Come la Russia beffa le sanzioni con l’aiuto della più grande democrazia del mondo

“Les affaires sont les affaires” è una commedia scritta nel 1903 da Octave Mirbeau, il cui protagonista, Isidore Lechat, incarna la figura dell’affarista rapace e senza scrupoli, capace di trarre vantaggio da qualsiasi situazione. L’opera, per quanto datata, è quanto mai attuale, soprattutto alla luce del delicato contesto economico determinato dalla guerra in Ucraina.

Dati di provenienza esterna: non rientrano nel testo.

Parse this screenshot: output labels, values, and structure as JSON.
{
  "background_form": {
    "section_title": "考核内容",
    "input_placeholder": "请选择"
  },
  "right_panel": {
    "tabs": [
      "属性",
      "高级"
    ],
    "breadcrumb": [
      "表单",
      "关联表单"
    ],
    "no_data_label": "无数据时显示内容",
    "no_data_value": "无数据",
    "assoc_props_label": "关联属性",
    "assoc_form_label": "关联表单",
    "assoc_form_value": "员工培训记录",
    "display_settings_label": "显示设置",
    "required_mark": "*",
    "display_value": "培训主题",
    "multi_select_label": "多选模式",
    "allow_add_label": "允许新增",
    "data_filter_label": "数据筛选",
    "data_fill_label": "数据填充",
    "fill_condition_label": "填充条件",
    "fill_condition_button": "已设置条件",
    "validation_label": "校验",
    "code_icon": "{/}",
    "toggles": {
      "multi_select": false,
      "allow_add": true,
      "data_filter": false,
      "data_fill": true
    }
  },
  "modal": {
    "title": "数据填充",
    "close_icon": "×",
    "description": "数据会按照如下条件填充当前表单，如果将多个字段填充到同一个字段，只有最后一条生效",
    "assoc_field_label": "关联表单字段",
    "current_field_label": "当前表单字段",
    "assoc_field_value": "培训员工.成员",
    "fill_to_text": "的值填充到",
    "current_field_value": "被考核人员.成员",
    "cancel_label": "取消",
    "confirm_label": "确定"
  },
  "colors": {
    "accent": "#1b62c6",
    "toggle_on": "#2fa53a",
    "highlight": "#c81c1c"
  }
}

Un contesto in cui, purtroppo, non mancano gli Isidore Lechat capaci di trasformare in profitti le altrui sventure. E’ il caso di alcuni Paesi che continuano a trafficare con la Russia. A svelare una situazione che starebbe sterilizzando gli effetti delle sanzioni decretate dall’Occidente, è stato il Centro di ricerca sull’energia e l’aria pulita con sede a Helsinki che, in un rapporto, ha messo nero su bianco come, a dispetto dell’embargo, il petrolio russo stia scorrendo a fiumi in ogni direzione. Il tutto avverrebbe grazie a triangolazioni internazionali che permetterebbero alle navi cariche di prodotti petroliferi russi di arrivare addirittura nei porti statunitensi. Ovviamente, all’origine dell’escamotage ci sarebbe una colossale speculazione. Come riporta il National Post, “Dall’invasione russa alla fine di febbraio, i prezzi globali del petrolio sono aumentati vertiginosamente, dando alle raffinerie in India e in altri paesi un ulteriore incentivo a sfruttare il petrolio. Mosca li offre con forti sconti da $ 30 a $ 35 al barile, rispetto al greggio Brent e ad altro petrolio internazionale che ora viene scambiato a circa $ 120 al barile”.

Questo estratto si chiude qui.